Analyzing oxygen isotopes in giant clam fossils helps determine changes in SST and global ice volume during the clam’s shell formation. That is, when there is a larger volume of ice on earth, a larger ratio of 18O to 16O will be measured in aragonite shells as the oxygen of the seawater incorporated into the shells is enriched with 18O. Conversely, when the volume of ice on earth decreases  due to planetary warming, oxygen isotope measurements in aragonite shells will show a lower ratio of 18O to 16O due to the influx of 16O in the freshwater melt. Additionally, freshwater input from rivers or high levels of precipitation can impact regional oxygen isotope measurements, decreasing the ratio of 18O to 16O.

Giant clams are particularly useful for studying ocean acidification because they can live for over 100 years and the isotopes in their shells are less affected by diagenesis, the process of post-depositional alteration, compared to corals.
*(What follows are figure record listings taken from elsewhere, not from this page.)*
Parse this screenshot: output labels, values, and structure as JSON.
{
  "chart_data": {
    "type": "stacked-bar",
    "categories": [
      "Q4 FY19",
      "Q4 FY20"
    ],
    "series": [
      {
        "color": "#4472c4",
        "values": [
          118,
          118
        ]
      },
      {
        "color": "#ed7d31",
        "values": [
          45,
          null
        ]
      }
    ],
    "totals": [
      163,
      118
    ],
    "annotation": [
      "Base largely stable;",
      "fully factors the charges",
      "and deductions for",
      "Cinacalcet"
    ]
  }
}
And similar to corals, giant clams are accurate climate proxies for very specific locations as they tend to stay in one place for their entire life.
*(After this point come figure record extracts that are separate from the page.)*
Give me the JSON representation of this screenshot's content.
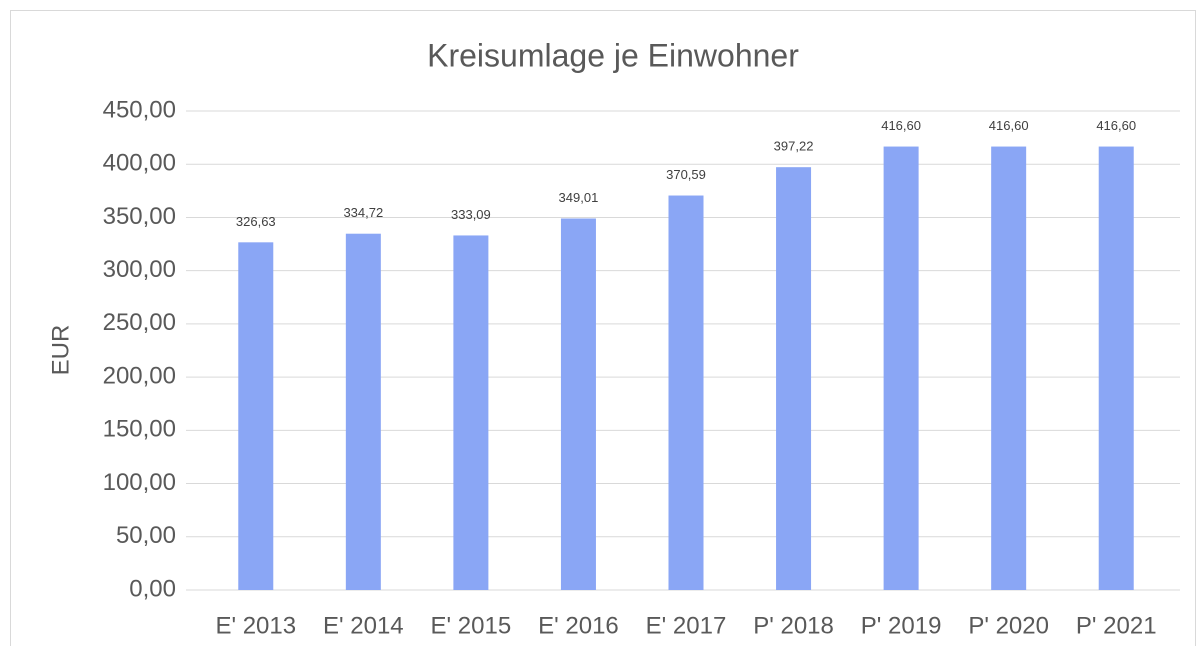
{
  "chart_data": {
    "type": "bar",
    "title": "Kreisumlage je Einwohner",
    "y_label": "EUR",
    "categories": [
      "E' 2013",
      "E' 2014",
      "E' 2015",
      "E' 2016",
      "E' 2017",
      "P' 2018",
      "P' 2019",
      "P' 2020",
      "P' 2021"
    ],
    "values": [
      326.63,
      334.72,
      333.09,
      349.01,
      370.59,
      397.22,
      416.6,
      416.6,
      416.6
    ],
    "value_labels": [
      "326,63",
      "334,72",
      "333,09",
      "349,01",
      "370,59",
      "397,22",
      "416,60",
      "416,60",
      "416,60"
    ],
    "color": "#8aa6f5",
    "ylim": [
      0,
      450
    ],
    "yticks": [
      {
        "value": 0,
        "label": "0,00"
      },
      {
        "value": 50,
        "label": "50,00"
      },
      {
        "value": 100,
        "label": "100,00"
      },
      {
        "value": 150,
        "label": "150,00"
      },
      {
        "value": 200,
        "label": "200,00"
      },
      {
        "value": 250,
        "label": "250,00"
      },
      {
        "value": 300,
        "label": "300,00"
      },
      {
        "value": 350,
        "label": "350,00"
      },
      {
        "value": 400,
        "label": "400,00"
      },
      {
        "value": 450,
        "label": "450,00"
      }
    ],
    "grid": true
  }
}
A trend towards a more acidic ocean has serious consequences for marine life.

For example, organisms that rely on calcium carbonate, such as corals, oysters, and sea urchins, may find it harder to build their shells and skeletons as carbonate ions become less abundant with a more acidic ocean. This could lead to a decline in populations of these species, with cascading effects on the entire ecosystem. Additionally, the increased acidity of the oceans can affect the development of fish and invertebrate larvae leaving them more vulnerable to predators.
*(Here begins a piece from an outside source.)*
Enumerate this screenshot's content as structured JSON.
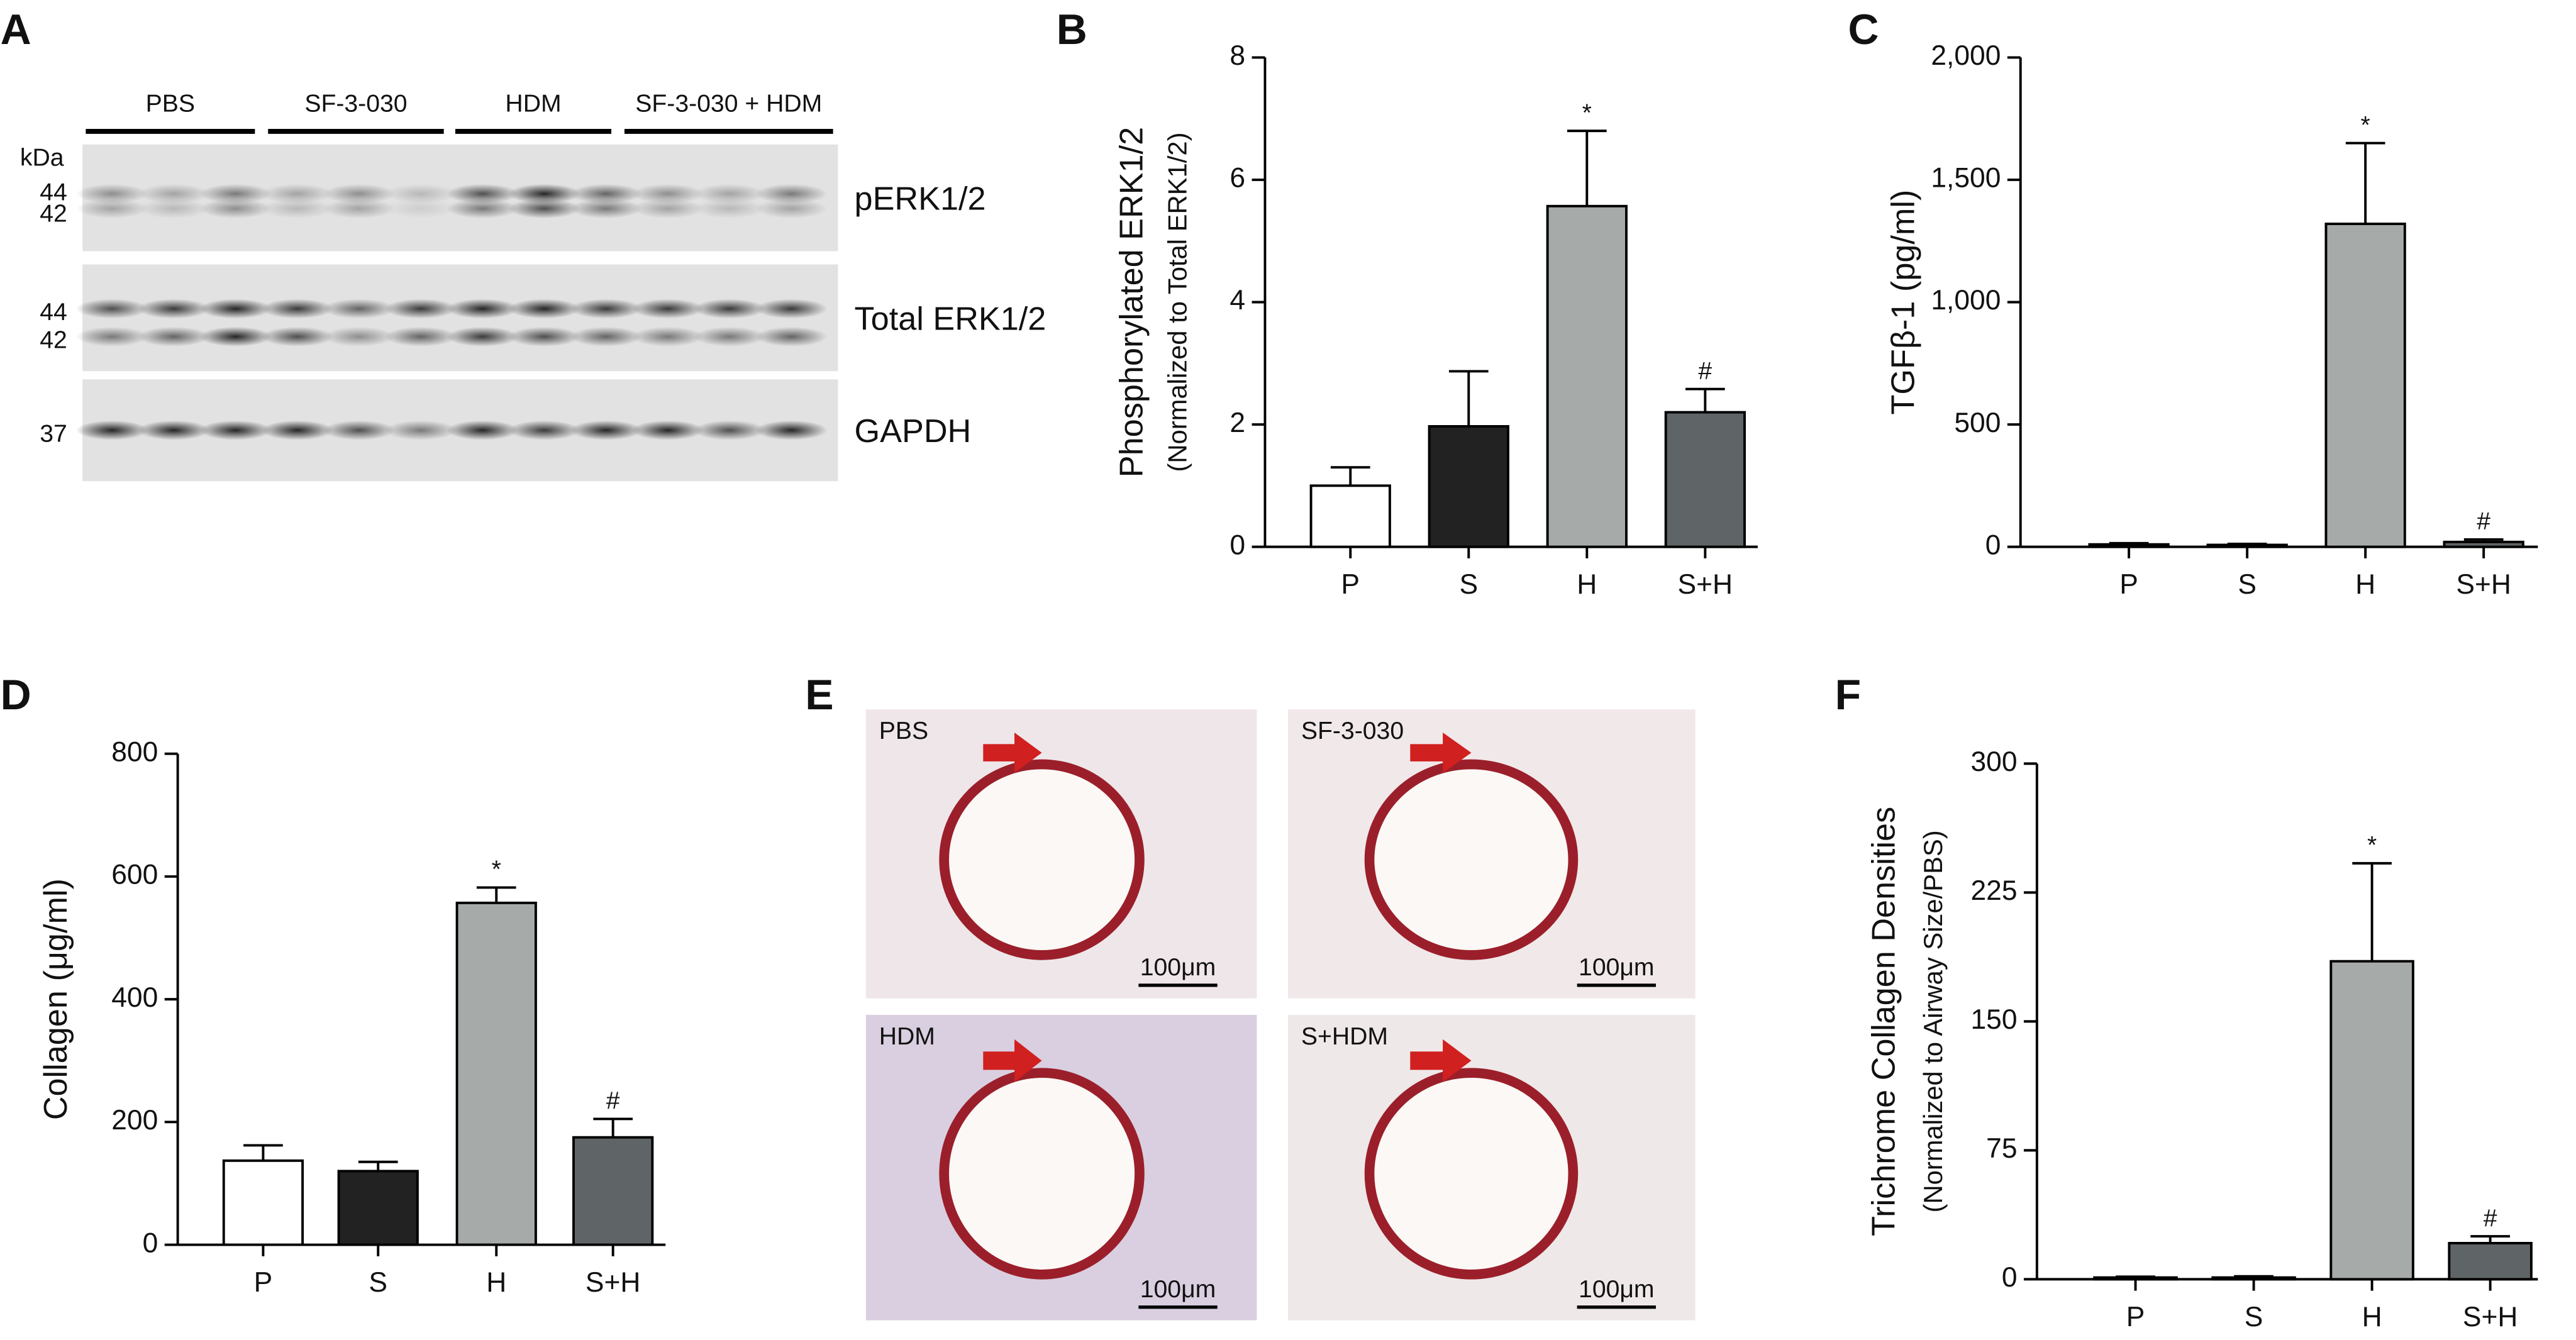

Giant clams serve as remarkable timekeepers, allowing us to unlock the secrets of the past and shed light on the effects of ocean acidification caused by anthropogenic carbon emissions. By understanding the changes occurring in our oceans, we can work towards preserving these fragile ecosystems for future generations. Next time you hear “giant clam,” remember that every part of our world is impacted by our collective actions as humans, and that it is urgent that we all contribute to mitigating and adapting to the climate crisis we currently face. Ultimately, in the search for solutions we must work with nature, not against it.

This piece was written by Alice Andrews and originally appeared on the Student Blog for Penn’s Center for Science, Sustainability & the Media.

Alice Andrews is a junior at the University of Pennsylvania studying Environmental Studies with a concentration in sustainability and environmental management and a minor in Italian culture. She approached Michael E. Mann, PhD, at Penn in the fall with the interest of conducting undergraduate ocean acidification research under his mentorship. They connected with the Academy of Natural Sciences of Drexel University to do a collaboration involving work with giant clams (Tridacna) where they met Michelle Gannon, PhD, a passionate researcher in the Biogeochemistry lab in the Academy’s Patrick Center for Environmental Research. Gannon’s work mainly surrounds stable isotopes and giant clams, and her expertise has been invaluable to Andrews’s work. This summer, her research involves further examining the relationship between Tridacna isotopes and past ocean conditions, particularly ocean acidification.